Коричневый. Несмотря на талантливое описание игры Гаррика у Лихтенберга, несмотря на забавный энтузиазм, с каким он говорит о складочке, образовавшейся на черном, французского покроя парадном костюме под левым плечом Гаррика, когда тот в роли Гамлета сражался с Лаэртом в могиле Офелии, несмотря на анекдоты, рассказываемые о волшебстве Гаррика, я не могу, представляя его как личность, составить себе ясное представление об его трагической игре… Хогартовский арапчонок в «Дороге распутницы»[47], испуганный падающим чайным столом, — это, как известно, Гаррик в роли Отелло, и признаюсь, эта насмешка, может быть, сильно портит мне образ Гаррика. Мне думается, что в гарриковском исполнении Отелло была какая-то закавыка, а то бы Хогарту такое вообще не пришло в голову. Но как бы то ни было, можно, кажется, с уверенностью сказать, что в глубоком юморе Гаррика превосходил Фут[48].
Серый. Каким маленьким кругом трагических и комических ролей был бы, однако, ограничен юмористический актер, если бы он пренебрегал всем, что не строится на истинном юморе. В конце концов его роли составили бы шекспировскую галерею, а вы, полагаю, согласитесь со мной, что при нынешнем прозябании нашего театра дело весьма сомнительное — выпускать на сцену такого гиганта, чью поступь наши слабые подмостки едва ли выдержат.
Коричневый. Нужно только подпереть наши тонкие доски крепкими брусьями. Но для такого строительства, хотя оно представляется все более необходимым, нам не хватает сноровки, а главное — храбрости.
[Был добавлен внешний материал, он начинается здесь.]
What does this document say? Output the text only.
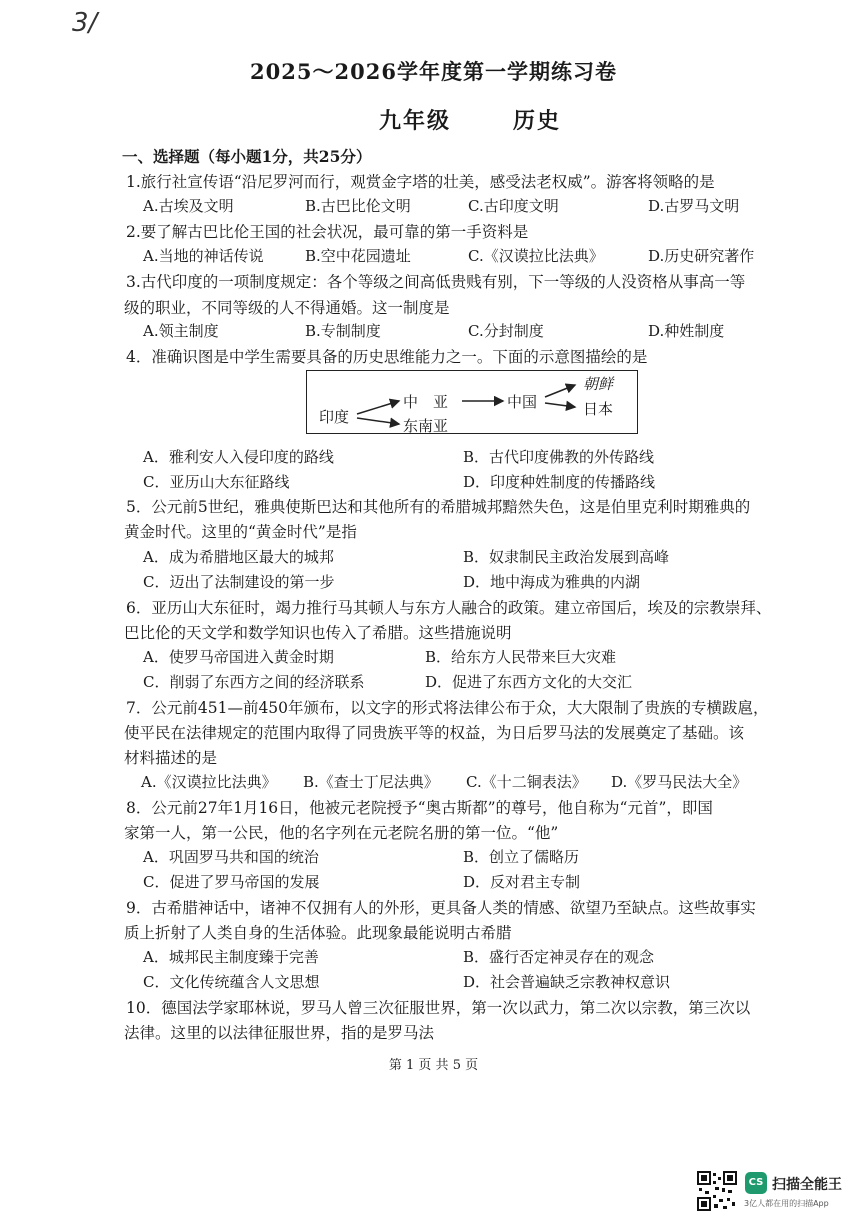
3/
2025～2026学年度第一学期练习卷
九年级	历史
一、选择题（每小题1分，共25分）
1.旅行社宣传语“沿尼罗河而行，观赏金字塔的壮美，感受法老权威”。游客将领略的是
A.古埃及文明	B.古巴比伦文明	C.古印度文明	D.古罗马文明
2.要了解古巴比伦王国的社会状况，最可靠的第一手资料是
A.当地的神话传说	B.空中花园遗址	C.《汉谟拉比法典》	D.历史研究著作
3.古代印度的一项制度规定：各个等级之间高低贵贱有别，下一等级的人没资格从事高一等
级的职业，不同等级的人不得通婚。这一制度是
A.领主制度	B.专制制度	C.分封制度	D.种姓制度
4．准确识图是中学生需要具备的历史思维能力之一。下面的示意图描绘的是
印度
中　亚
东南亚
中国
朝鲜
日本
A．雅利安人入侵印度的路线	B．古代印度佛教的外传路线
C．亚历山大东征路线	D．印度种姓制度的传播路线
5．公元前5世纪，雅典使斯巴达和其他所有的希腊城邦黯然失色，这是伯里克利时期雅典的
黄金时代。这里的“黄金时代”是指
A．成为希腊地区最大的城邦	B．奴隶制民主政治发展到高峰
C．迈出了法制建设的第一步	D．地中海成为雅典的内湖
6．亚历山大东征时，竭力推行马其顿人与东方人融合的政策。建立帝国后，埃及的宗教崇拜、
巴比伦的天文学和数学知识也传入了希腊。这些措施说明
A．使罗马帝国进入黄金时期	B．给东方人民带来巨大灾难
C．削弱了东西方之间的经济联系	D．促进了东西方文化的大交汇
7．公元前451—前450年颁布，以文字的形式将法律公布于众，大大限制了贵族的专横跋扈，
使平民在法律规定的范围内取得了同贵族平等的权益，为日后罗马法的发展奠定了基础。该
材料描述的是
A.《汉谟拉比法典》 B.《查士丁尼法典》 C.《十二铜表法》 D.《罗马民法大全》
8．公元前27年1月16日，他被元老院授予“奥古斯都”的尊号，他自称为“元首”，即国
家第一人，第一公民，他的名字列在元老院名册的第一位。“他”
A．巩固罗马共和国的统治	B．创立了儒略历
C．促进了罗马帝国的发展	D．反对君主专制
9．古希腊神话中，诸神不仅拥有人的外形，更具备人类的情感、欲望乃至缺点。这些故事实
质上折射了人类自身的生活体验。此现象最能说明古希腊
A．城邦民主制度臻于完善	B．盛行否定神灵存在的观念
C．文化传统蕴含人文思想	D．社会普遍缺乏宗教神权意识
10．德国法学家耶林说，罗马人曾三次征服世界，第一次以武力，第二次以宗教，第三次以
法律。这里的以法律征服世界，指的是罗马法
第 1 页 共 5 页
CS 扫描全能王
3亿人都在用的扫描App
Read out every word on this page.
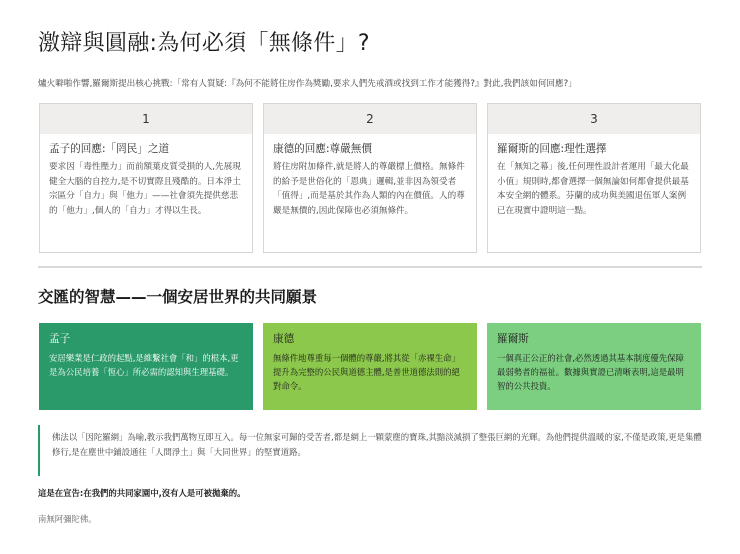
激辯與圓融:為何必須「無條件」?

爐火噼啪作響,羅爾斯提出核心挑戰:「常有人質疑:『為何不能將住房作為獎勵,要求人們先戒酒或找到工作才能獲得?』對此,我們該如何回應?」

1
孟子的回應:「罔民」之道
要求因「毒性壓力」而前額葉皮質受損的人,先展現健全大腦的自控力,是不切實際且殘酷的。日本淨土宗區分「自力」與「他力」——社會須先提供慈悲的「他力」,個人的「自力」才得以生長。
2
康德的回應:尊嚴無價
將住房附加條件,就是將人的尊嚴標上價格。無條件的給予是世俗化的「恩典」邏輯,並非因為領受者「值得」,而是基於其作為人類的內在價值。人的尊嚴是無價的,因此保障也必須無條件。
3
羅爾斯的回應:理性選擇
在「無知之幕」後,任何理性設計者運用「最大化最小值」規則時,都會選擇一個無論如何都會提供最基本安全網的體系。芬蘭的成功與美國退伍軍人案例已在現實中證明這一點。
交匯的智慧——一個安居世界的共同願景
孟子
安居樂業是仁政的起點,是維繫社會「和」的根本,更是為公民培養「恆心」所必需的認知與生理基礎。
康德
無條件地尊重每一個體的尊嚴,將其從「赤裸生命」提升為完整的公民與道德主體,是普世道德法則的絕對命令。
羅爾斯
一個真正公正的社會,必然透過其基本制度優先保障最弱勢者的福祉。數據與實證已清晰表明,這是最明智的公共投資。

佛法以「因陀羅網」為喻,教示我們萬物互即互入。每一位無家可歸的受苦者,都是網上一顆蒙塵的寶珠,其黯淡減損了整張巨網的光輝。為他們提供溫暖的家,不僅是政策,更是集體修行,是在塵世中鋪設通往「人間淨土」與「大同世界」的堅實道路。

這是在宣告:在我們的共同家園中,沒有人是可被拋棄的。

南無阿彌陀佛。
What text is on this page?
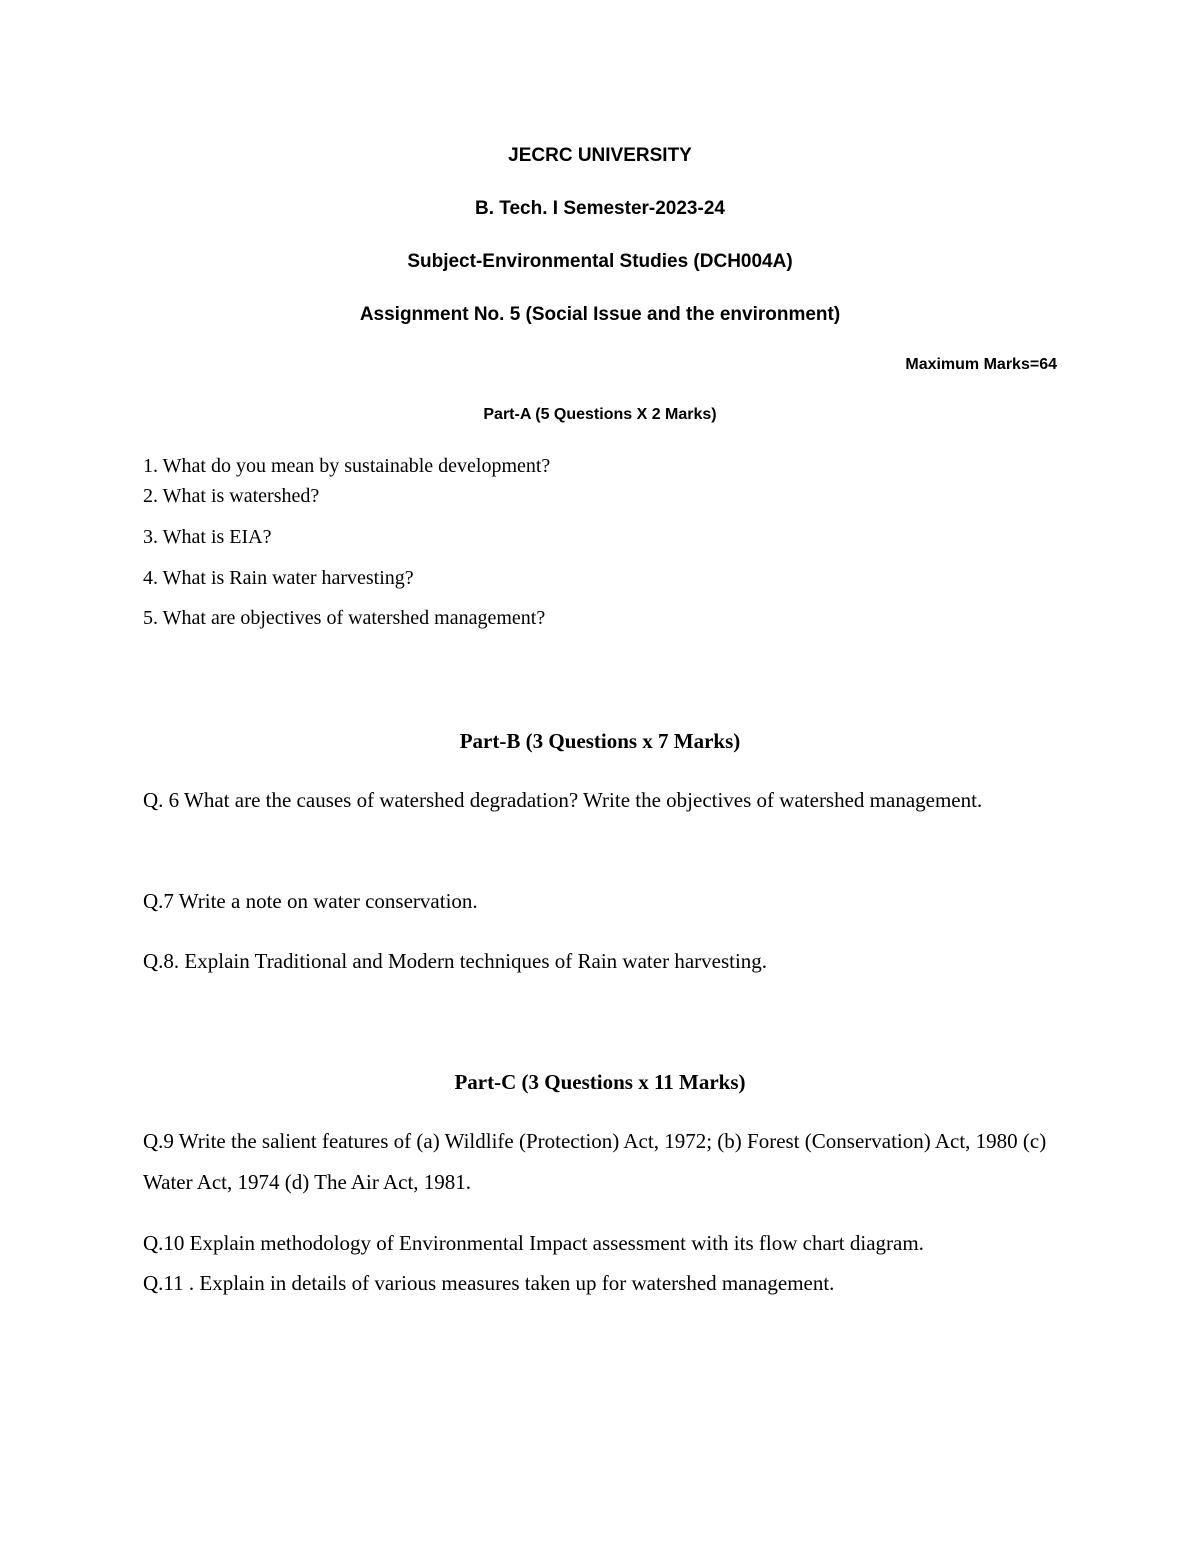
JECRC UNIVERSITY
B. Tech. I Semester-2023-24
Subject-Environmental Studies (DCH004A)
Assignment No. 5 (Social Issue and the environment)
Maximum Marks=64
Part-A (5 Questions X 2 Marks)
1. What do you mean by sustainable development?
2. What is watershed?
3. What is EIA?
4. What is Rain water harvesting?
5. What are objectives of watershed management?
Part-B (3 Questions x 7 Marks)
Q. 6 What are the causes of watershed degradation? Write the objectives of watershed management.
Q.7 Write a note on water conservation.
Q.8. Explain Traditional and Modern techniques of Rain water harvesting.
Part-C (3 Questions x 11 Marks)
Q.9 Write the salient features of (a) Wildlife (Protection) Act, 1972; (b) Forest (Conservation) Act, 1980 (c) Water Act, 1974 (d) The Air Act, 1981.
Q.10 Explain methodology of Environmental Impact assessment with its flow chart diagram.
Q.11 . Explain in details of various measures taken up for watershed management.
Однако независимо от этого круг ролей, о которых вы говорили, не так узок, как то можно подумать… Вы упрекнули меня в том, что, оспаривая хваленую разносторонность иных актеров, я слишком грубо выбрал примеры разнородных ролей. Позвольте же мне назвать две роли, которые с виду прямо противоположны и все-таки могут быть сыграны одним и тем же действительно гениальным актером с одинаковой силой и достоверностью. Я имею в виду шекспировского Отелло и мольеровского Скупого.
Серый. Каково!.. Как согласовать это с принципами, изложенными вами ранее?.. Но нет!.. Я смутно чувствую, что вы можете быть правы, и прошу вразумить меня.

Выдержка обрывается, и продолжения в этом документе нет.